Magnetization reversal through an antiferromagnetic state

TL;DR

This paper introduces a novel magnetization reversal pathway mediated by an antiferromagnetic state, revealing atomic-scale magnetization compensation at coercive fields in Fe$_2$Mo$_3$O$_8$, with implications for advanced magnetization control.

Contribution

It demonstrates a new reversal mechanism involving an antiferromagnetic phase, supported by experimental and microscopic theoretical analysis, distinct from traditional domain-based processes.

Findings

Antiferromagnetic phase emerges at coercive fields.

Reappearance of magnon mode during reversal.
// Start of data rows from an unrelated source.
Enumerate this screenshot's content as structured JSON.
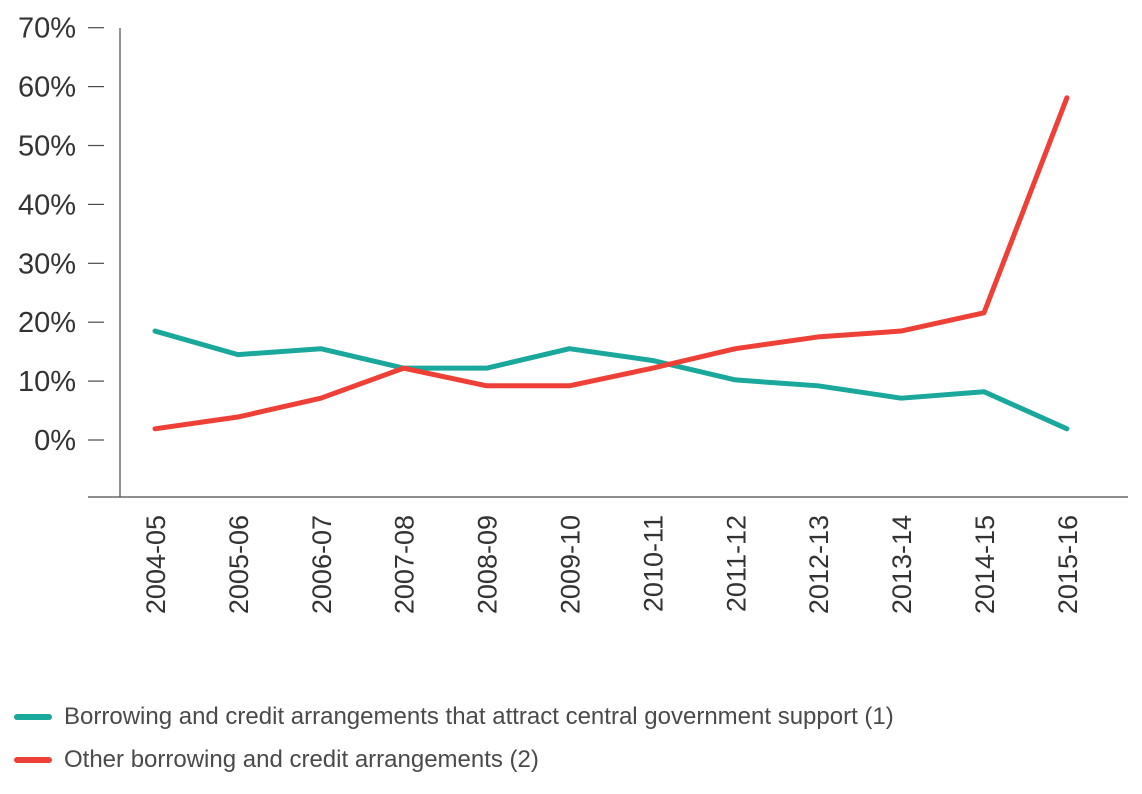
{
  "chart_data": {
    "type": "line",
    "categories": [
      "2004-05",
      "2005-06",
      "2006-07",
      "2007-08",
      "2008-09",
      "2009-10",
      "2010-11",
      "2011-12",
      "2012-13",
      "2013-14",
      "2014-15",
      "2015-16"
    ],
    "y_ticks": [
      "0%",
      "10%",
      "20%",
      "30%",
      "40%",
      "50%",
      "60%",
      "70%"
    ],
    "ylim": [
      -10,
      70
    ],
    "grid": false,
    "legend_position": "bottom",
    "series": [
      {
        "name": "Borrowing and credit arrangements that attract central government support (1)",
        "color": "#1aa79c",
        "values": [
          18.5,
          14.5,
          15.5,
          12.2,
          12.2,
          15.5,
          13.5,
          10.2,
          9.2,
          7.1,
          8.2,
          1.9
        ]
      },
      {
        "name": "Other borrowing and credit arrangements (2)",
        "color": "#ee4036",
        "values": [
          1.9,
          3.9,
          7.1,
          12.2,
          9.2,
          9.2,
          12.2,
          15.5,
          17.5,
          18.5,
          21.6,
          58.1
        ]
      }
    ]
  }
}
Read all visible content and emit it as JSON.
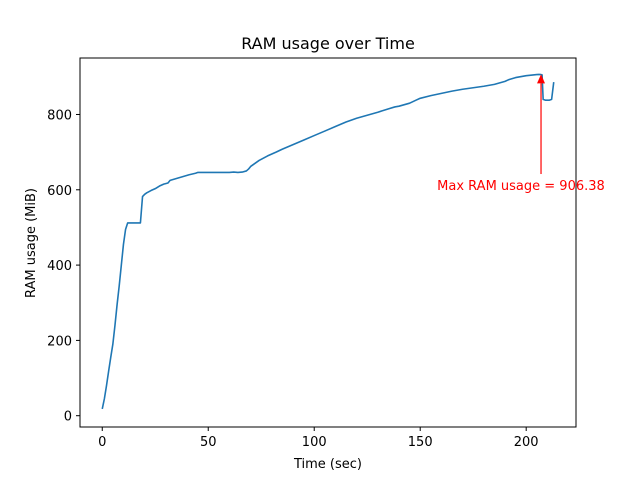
{
  "chart_data": {
    "type": "line",
    "title": "RAM usage over Time",
    "xlabel": "Time (sec)",
    "ylabel": "RAM usage (MiB)",
    "xlim": [
      -10.5,
      223.5
    ],
    "ylim": [
      -30,
      950
    ],
    "x_ticks": [
      0,
      50,
      100,
      150,
      200
    ],
    "y_ticks": [
      0,
      200,
      400,
      600,
      800
    ],
    "grid": false,
    "legend": "none",
    "series": [
      {
        "color": "#1f77b4",
        "x": [
          0,
          1,
          2,
          3,
          4,
          5,
          6,
          7,
          8,
          9,
          10,
          11,
          12,
          13,
          14,
          15,
          16,
          17,
          18,
          19,
          20,
          21,
          22,
          23,
          25,
          27,
          29,
          31,
          32,
          35,
          38,
          41,
          44,
          45,
          50,
          55,
          60,
          62,
          64,
          66,
          68,
          69,
          70,
          72,
          74,
          76,
          78,
          80,
          82,
          85,
          90,
          95,
          100,
          105,
          110,
          115,
          120,
          125,
          130,
          135,
          138,
          140,
          145,
          148,
          150,
          155,
          160,
          165,
          170,
          175,
          180,
          185,
          190,
          192,
          195,
          200,
          205,
          206,
          207,
          207.5,
          208,
          209,
          210,
          211,
          212,
          213
        ],
        "y": [
          18,
          45,
          80,
          118,
          155,
          190,
          240,
          295,
          345,
          400,
          455,
          495,
          512,
          512,
          512,
          512,
          512,
          512,
          512,
          582,
          588,
          592,
          595,
          598,
          603,
          610,
          615,
          618,
          625,
          630,
          635,
          640,
          644,
          646,
          646,
          646,
          646,
          647,
          646,
          647,
          650,
          655,
          662,
          670,
          678,
          684,
          690,
          695,
          700,
          708,
          720,
          732,
          744,
          756,
          768,
          780,
          790,
          798,
          806,
          815,
          820,
          822,
          830,
          838,
          843,
          850,
          856,
          862,
          867,
          871,
          875,
          880,
          888,
          893,
          898,
          903,
          906,
          906.38,
          906,
          905,
          840,
          838,
          838,
          838,
          840,
          886
        ]
      }
    ],
    "annotations": [
      {
        "text": "Max RAM usage = 906.38",
        "xy": [
          207,
          906.38
        ],
        "xytext": [
          158,
          610
        ],
        "color": "#ff0000"
      }
    ]
  }
}
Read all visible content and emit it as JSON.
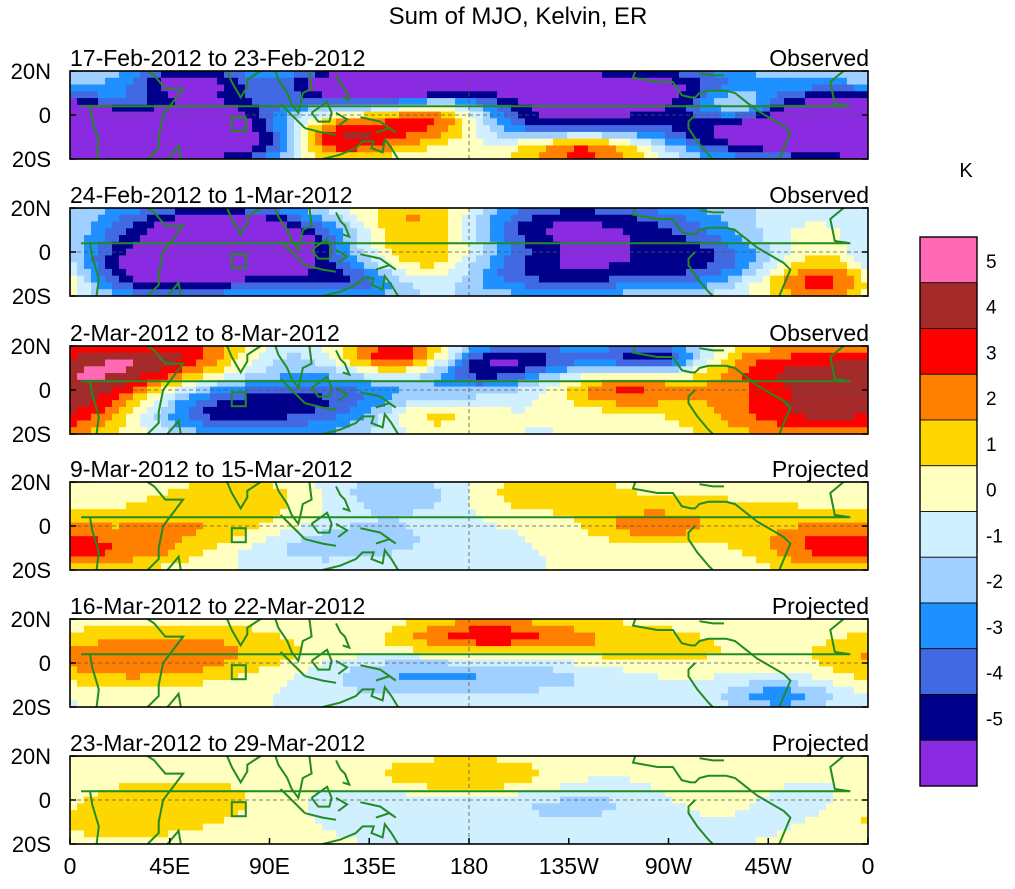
{
  "chart_data": {
    "type": "heatmap",
    "title": "Sum of MJO, Kelvin, ER",
    "colorbar": {
      "unit_label": "K",
      "levels": [
        "5",
        "4",
        "3",
        "2",
        "1",
        "0",
        "-1",
        "-2",
        "-3",
        "-4",
        "-5"
      ],
      "colors": [
        "#ff69b4",
        "#a52a2a",
        "#ff0000",
        "#ff7f00",
        "#ffd700",
        "#ffffc0",
        "#d0f0ff",
        "#a0d0ff",
        "#1e90ff",
        "#4169e1",
        "#00008b",
        "#8a2be2"
      ]
    },
    "x_ticks": [
      "0",
      "45E",
      "90E",
      "135E",
      "180",
      "135W",
      "90W",
      "45W",
      "0"
    ],
    "y_ticks": [
      "20N",
      "0",
      "20S"
    ],
    "lat_range": [
      -20,
      20
    ],
    "lon_range": [
      0,
      360
    ],
    "panels": [
      {
        "period": "17-Feb-2012 to 23-Feb-2012",
        "type": "Observed"
      },
      {
        "period": "24-Feb-2012 to 1-Mar-2012",
        "type": "Observed"
      },
      {
        "period": "2-Mar-2012 to 8-Mar-2012",
        "type": "Observed"
      },
      {
        "period": "9-Mar-2012 to 15-Mar-2012",
        "type": "Projected"
      },
      {
        "period": "16-Mar-2012 to 22-Mar-2012",
        "type": "Projected"
      },
      {
        "period": "23-Mar-2012 to 29-Mar-2012",
        "type": "Projected"
      }
    ],
    "anomalies": [
      [
        [
          15,
          -10,
          -4.5,
          40,
          12
        ],
        [
          5,
          0,
          -4,
          35,
          10
        ],
        [
          45,
          -15,
          -5,
          25,
          8
        ],
        [
          55,
          15,
          -5,
          20,
          6
        ],
        [
          72,
          0,
          -3.5,
          18,
          6
        ],
        [
          90,
          -12,
          -4.5,
          18,
          6
        ],
        [
          115,
          -12,
          4,
          18,
          6
        ],
        [
          120,
          12,
          -4,
          20,
          7
        ],
        [
          150,
          -5,
          4,
          30,
          8
        ],
        [
          150,
          15,
          -5,
          20,
          6
        ],
        [
          170,
          0,
          3,
          18,
          8
        ],
        [
          205,
          15,
          -5.5,
          55,
          9
        ],
        [
          215,
          -5,
          -5,
          45,
          9
        ],
        [
          230,
          -15,
          5.5,
          25,
          6
        ],
        [
          280,
          10,
          -3,
          30,
          8
        ],
        [
          300,
          5,
          4,
          15,
          6
        ],
        [
          300,
          -10,
          -3,
          25,
          8
        ],
        [
          340,
          -5,
          -3,
          30,
          9
        ],
        [
          20,
          5,
          2.5,
          15,
          6
        ],
        [
          60,
          -10,
          2,
          20,
          6
        ]
      ],
      [
        [
          50,
          -5,
          -5.5,
          35,
          12
        ],
        [
          50,
          15,
          -3,
          30,
          8
        ],
        [
          100,
          0,
          -3,
          30,
          10
        ],
        [
          80,
          5,
          -4,
          20,
          8
        ],
        [
          130,
          -12,
          -4,
          20,
          7
        ],
        [
          160,
          15,
          5,
          25,
          9
        ],
        [
          160,
          0,
          4,
          30,
          7
        ],
        [
          150,
          -10,
          3,
          25,
          6
        ],
        [
          215,
          10,
          -5.5,
          60,
          12
        ],
        [
          215,
          -10,
          -3.5,
          45,
          8
        ],
        [
          300,
          -5,
          -3,
          30,
          9
        ],
        [
          340,
          -12,
          5,
          25,
          8
        ],
        [
          330,
          5,
          2,
          25,
          8
        ],
        [
          20,
          -10,
          -2,
          20,
          8
        ]
      ],
      [
        [
          15,
          5,
          3,
          25,
          10
        ],
        [
          55,
          15,
          4,
          40,
          8
        ],
        [
          150,
          15,
          5.5,
          25,
          6
        ],
        [
          110,
          -5,
          -4,
          40,
          12
        ],
        [
          100,
          15,
          -3,
          25,
          6
        ],
        [
          185,
          10,
          -4,
          18,
          7
        ],
        [
          210,
          15,
          -3.5,
          35,
          6
        ],
        [
          265,
          15,
          -4,
          15,
          5
        ],
        [
          250,
          0,
          3,
          20,
          6
        ],
        [
          340,
          -10,
          4,
          40,
          10
        ],
        [
          320,
          10,
          3,
          25,
          8
        ],
        [
          60,
          -10,
          -3,
          25,
          8
        ],
        [
          160,
          -12,
          2.5,
          20,
          6
        ]
      ],
      [
        [
          60,
          0,
          2,
          40,
          8
        ],
        [
          80,
          15,
          1.5,
          30,
          6
        ],
        [
          150,
          15,
          -2,
          30,
          7
        ],
        [
          130,
          -5,
          -1.5,
          30,
          8
        ],
        [
          210,
          15,
          2,
          30,
          7
        ],
        [
          260,
          0,
          2,
          20,
          6
        ],
        [
          345,
          -10,
          3,
          25,
          8
        ],
        [
          30,
          -12,
          1.5,
          25,
          6
        ],
        [
          100,
          -10,
          -1,
          25,
          6
        ],
        [
          300,
          5,
          1.2,
          35,
          10
        ]
      ],
      [
        [
          60,
          5,
          2,
          50,
          10
        ],
        [
          185,
          12,
          3.5,
          35,
          7
        ],
        [
          150,
          -5,
          -2,
          35,
          8
        ],
        [
          220,
          -5,
          -1.5,
          40,
          7
        ],
        [
          260,
          5,
          1.5,
          35,
          10
        ],
        [
          320,
          -15,
          -2.5,
          20,
          6
        ],
        [
          130,
          15,
          -1,
          25,
          6
        ],
        [
          20,
          0,
          1.5,
          30,
          9
        ]
      ],
      [
        [
          60,
          0,
          1.5,
          50,
          10
        ],
        [
          180,
          10,
          2.5,
          35,
          7
        ],
        [
          135,
          0,
          -1.5,
          35,
          8
        ],
        [
          230,
          0,
          -1.5,
          35,
          9
        ],
        [
          290,
          5,
          1,
          30,
          9
        ],
        [
          330,
          0,
          -1,
          25,
          8
        ],
        [
          20,
          -10,
          1.2,
          25,
          8
        ]
      ]
    ]
  }
}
Atomic-scale magnetization compensation observed.

Abstract

Magnetization reversal in ferro- and ferrimagnets is a well-known archetype of non-equilibrium processes, where the volume fractions of the oppositely magnetized domains vary and perfectly compensate each other at the coercive magnetic field. Here, we report on a fundamentally new pathway for magnetization reversal that is mediated by an antiferromagnetic state. Consequently, an atomic-scale compensation of the magnetization is realized at the coercive field, instead of the mesoscopic or macroscopic domain cancellation in canonical reversal processes. We demonstrate this unusual magnetization reversal on the Zn-doped polar magnet Fe$_2$Mo$_3$O$_8$. Hidden behind the conventional ferrimagnetic hysteresis loop, the surprising emergence of the antiferromagnetic phase at the coercive fields is disclosed by a sharp peak in the field-dependence of the electric polarization. In addition, at the magnetization reversal our THz spectroscopy studies reveal the reappearance of the magnon mode that is only present in the pristine antiferromagnetic state. According to our microscopic calculations, this unusual process is governed by the dominant intralayer coupling, strong easy-axis anisotropy and spin fluctuations, which result in a complex interplay between the ferrimagnetic and antiferromagnetic phases. Such antiferro-state-mediated reversal processes offer novel concepts for magnetization control, and may also emerge for other ferroic orders.